24. 26 novembre 2017 (Hope)

132 16 0
                                    

     Je referme doucement le carnet. J'ai le cœur serré. À cause de Clyde – et de moi dans un sens -, Peter est devenu un homme à la merci de ses instincts. Il ne pouvait plus réfléchir sans penser à la violence et au sang. Il avait besoin d'un exutoire. Et il l'avait trouvé dans le meurtre et dans la guerre. Je ne peux pas dire que j'approuve ce comportement, mais personne ne sait et ne saura ce par quoi il est passé. Personne ne peut et ne pourra comprendre. Car personne n'a vécu ce que lui a survécu. Et j'espère que personne ne vivra cette horreur.
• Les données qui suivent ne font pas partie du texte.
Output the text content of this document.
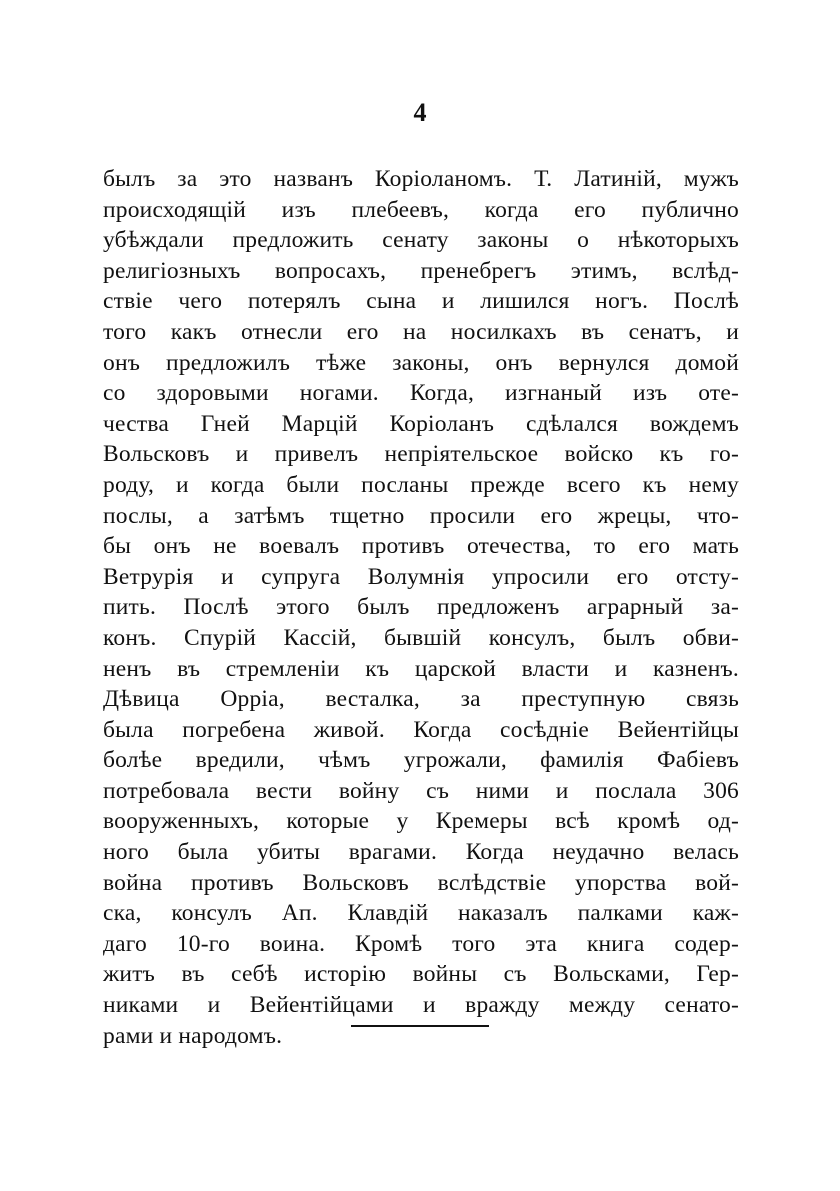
4
былъ за это названъ Коріоланомъ. Т. Латиній, мужъ
происходящій изъ плебеевъ, когда его публично
убѣждали предложить сенату законы о нѣкоторыхъ
религіозныхъ вопросахъ, пренебрегъ этимъ, вслѣд-
ствіе чего потерялъ сына и лишился ногъ. Послѣ
того какъ отнесли его на носилкахъ въ сенатъ, и
онъ предложилъ тѣже законы, онъ вернулся домой
со здоровыми ногами. Когда, изгнаный изъ оте-
чества Гней Марцій Коріоланъ сдѣлался вождемъ
Вольсковъ и привелъ непріятельское войско къ го-
роду, и когда были посланы прежде всего къ нему
послы, а затѣмъ тщетно просили его жрецы, что-
бы онъ не воевалъ противъ отечества, то его мать
Ветрурія и супруга Волумнія упросили его отсту-
пить. Послѣ этого былъ предложенъ аграрный за-
конъ. Спурій Кассій, бывшій консулъ, былъ обви-
ненъ въ стремленіи къ царской власти и казненъ.
Дѣвица Орріа, весталка, за преступную связь
была погребена живой. Когда сосѣдніе Вейентійцы
болѣе вредили, чѣмъ угрожали, фамилія Фабіевъ
потребовала вести войну съ ними и послала 306
вооруженныхъ, которые у Кремеры всѣ кромѣ од-
ного была убиты врагами. Когда неудачно велась
война противъ Вольсковъ вслѣдствіе упорства вой-
ска, консулъ Ап. Клавдій наказалъ палками каж-
даго 10-го воина. Кромѣ того эта книга содер-
житъ въ себѣ исторію войны съ Вольсками, Гер-
никами и Вейентійцами и вражду между сенато-
рами и народомъ.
     Qui ici peut se targuer d'avoir fait les deux Guerres Mondiales et la Guerre du Vietnam ? Qui ici peut se targuer d'avoir subit plus d'un an d'opérations hebdomadaires ? Qui ici peut se targuer d'avoir pu trouver un tant soit peu d'équilibre mental en sachant qu'il n'était plus humain ?

     Personne !

     J'inspire profondément. Je regarde l'homme qui m'enserre la taille. Un léger sourire fleuri sur mon visage. Cette nuit, pour la première fois, nous avons dormi ensemble, sur le canapé-lit de la multi-pièce. N'allez pas vous faire des idées, il ne s'est rien passer ! Enfin si. J'ai failli mourir étouffée, car Peter m'a prise contre son torse pour ne plus me lâcher du reste de la nuit. Si au début j'ai rouspété, j'ai bien vite compris que le manque d'affection, d'amour et mon absence sont ce qui l'ont le plus détruit. Pourriez-vous vivre cent ans de solitude ? Pas moi. Si ce matin, j'ai réussi à m'extirper de son étreinte pour aller à la salle de bain, profitant de cette sortie pour récupérer le deuxième journal de sa vie, c'est pour me retrouver à nouveau prisonnière de ses bras. Je ne vais pas mentir : je ne m'en plains pas. J'ai attendu qu'il émerge en lisant un autre pan de sa vie.

     Je laisse mes doigts se perdre dans sa chevelure aux reflets cuivre en suivant du regard toutes ses réactions. Je sursaute et me stoppe quand il se met à grogner. Sa réplique est sans appel : il m'attrape le poignet pour plaquer ma main sur sa tête.

« - T'arrêtes surtout pas, c'est trop agréable, marmonne-t-il encore perdu dans les limbes du sommeil.

- Il faudrait que tu arrêtes de grogner, alors. Je vais finir par croire que tout ce que je te fais ne te plaît pas, je le sermonne faussement en colère.

- Excuse-moi, articule-t-il en se redressant su un coude, mais c'est de cette manière que mon loup s'exprime.

- Hum, ne t'en fait, je vais lui apprendre à être plus poli, ce loulou » je l'embrasse sur la tempe.

     Peter m'attrape et vient me donner un vrai baiser. Pas le petit bisou que je lui ai donné juste avant. Non, un vrai empreint de tout son amour pour moi. Et c'est juste renversant ! Je n'ai jamais ressentie ça avec qui que ce soit d'autre, même pas Eulalie qui a quand même été ma plus longue relation jusqu'à ce jour.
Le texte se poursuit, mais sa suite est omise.